The best education yields the most profit.
Practicality
A good edcuation is one that helps with everyday life activities. The focus is on functioning effectively in virtually everything we do; from dressing, communicating and time management to fixing a flat tire, mowing the lawn and writing a eulogy. Therefore, education should make our everyday lives both easier and more effective.
If you are in the middle of nowhere and you want to find your way back to civilisation, you will only be able to if you know how to tell directions using the stars. If you get attacked at knifepoint, you will do a much better job defending yourself if you received a practical education than someone who did not.
A good education helps us do things better.
When good education becomes bad education
Brainwashing
Bad education can often come under the guise of good education. A lot of schools, for instance, ignore some parts of history while they overstress others. In other cases, schools avoid teaching certain theories (e.g. evolution) or teaching certain subjects (e.g. sex education).
”Good” education becomes a means to mold minds into thinking and behaving in ways that meet the interests of the political elite. Should the interest of the state not lie in that of the student? Does the state not want to help people think objectively and critically by the time they mature, even if they do not make it to university?
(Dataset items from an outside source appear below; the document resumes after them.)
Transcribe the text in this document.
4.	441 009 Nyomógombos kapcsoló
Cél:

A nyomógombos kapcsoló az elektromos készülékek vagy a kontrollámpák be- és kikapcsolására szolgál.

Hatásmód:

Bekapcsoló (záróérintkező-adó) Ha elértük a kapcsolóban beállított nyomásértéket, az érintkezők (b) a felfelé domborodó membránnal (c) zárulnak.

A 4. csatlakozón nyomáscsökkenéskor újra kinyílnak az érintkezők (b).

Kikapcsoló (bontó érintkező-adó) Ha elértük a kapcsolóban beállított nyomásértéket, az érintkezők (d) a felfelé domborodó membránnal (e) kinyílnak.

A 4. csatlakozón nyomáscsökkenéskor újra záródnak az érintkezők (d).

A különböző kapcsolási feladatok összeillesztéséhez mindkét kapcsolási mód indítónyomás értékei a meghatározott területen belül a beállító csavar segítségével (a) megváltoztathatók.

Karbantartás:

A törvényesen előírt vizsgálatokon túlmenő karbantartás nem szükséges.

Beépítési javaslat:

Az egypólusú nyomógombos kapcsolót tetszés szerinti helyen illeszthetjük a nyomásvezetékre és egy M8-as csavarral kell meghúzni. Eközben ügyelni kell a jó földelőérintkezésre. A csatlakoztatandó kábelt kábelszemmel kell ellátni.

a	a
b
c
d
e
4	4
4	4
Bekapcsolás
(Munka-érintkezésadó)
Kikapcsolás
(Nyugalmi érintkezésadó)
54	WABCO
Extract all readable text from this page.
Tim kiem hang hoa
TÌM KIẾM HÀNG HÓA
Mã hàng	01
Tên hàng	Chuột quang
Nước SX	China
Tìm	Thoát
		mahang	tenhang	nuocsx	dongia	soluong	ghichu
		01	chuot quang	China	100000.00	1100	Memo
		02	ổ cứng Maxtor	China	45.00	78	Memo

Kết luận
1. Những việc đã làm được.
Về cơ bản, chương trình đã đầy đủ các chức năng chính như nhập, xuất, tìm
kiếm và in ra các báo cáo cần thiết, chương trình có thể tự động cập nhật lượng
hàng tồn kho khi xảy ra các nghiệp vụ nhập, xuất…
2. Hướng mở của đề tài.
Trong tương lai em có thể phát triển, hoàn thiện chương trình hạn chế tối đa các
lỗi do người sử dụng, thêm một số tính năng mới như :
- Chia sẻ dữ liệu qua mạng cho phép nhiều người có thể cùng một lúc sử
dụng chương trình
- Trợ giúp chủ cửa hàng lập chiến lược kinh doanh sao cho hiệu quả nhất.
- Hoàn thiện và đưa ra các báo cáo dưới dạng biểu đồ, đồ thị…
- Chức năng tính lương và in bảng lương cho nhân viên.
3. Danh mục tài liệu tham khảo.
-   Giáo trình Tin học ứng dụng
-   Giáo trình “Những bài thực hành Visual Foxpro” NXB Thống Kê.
According to 2020 statistics, only 37.5 percent of the U.S. population aged 25 and above are university graduates. Since most of the public does not make it to tertiary education, it is the more reason to focus on improving the quality of non-tertiary education. However, apparently, the state wants to provide good brainwashing instead.
Overspecialisation
We already talked about how education became more and more ”specialised”. This means that someone usually graduates from university well versed in a specific field of knowledge but knows almost nothing about anything else. It is true that the more human resources we dedicate to a field, the faster it develops. However, this does not necessarily mean completely abandoning all other fields of knowledge.
It is worth mentioning that some fields are more interdisciplinary than others, especially the human sciences. People who major in the human sciences are lucky because of this. If psychology is your major, you will have to learn about sociology, biology and even cultural studies to understand human behaviour.
It is great to specialise in a certain field of knowledge, but excluding others limits your potential to become not only a more educated but a more interesting person, too.
Final word: the ideal education
The ideal education ticks all the boxes. It is thorough, wide-ranging, profitable and practical. It includes virtually every aspect of our lives. This cannot happen in a span of a few months, years or even decades. Nobody can know everything, and so it is more of a lifelong journey.
No matter what you want to achieve with your education, bear in mind that it is just the beginning of a long learning journey. This is the attitude schools should instill in students so as to ensure their journey does not end as soon as they leave the walls of the classroom.
Unfortunately, a lot of people associate education with boredom because of the admittedly boring ways some teachers teach. This in turn influences their attitude to learning in general. Humans are naturally curious, and so it is not learning that people do not like, but the way it is done in schools.
When schools start taking students’ learning preferences into consideration, they will be able to empower them with the best education in the world — the passion to keep learning forever.
I’ve heard that Finland and Sweden have the best education systems at the moment. Guess the world should learn from them!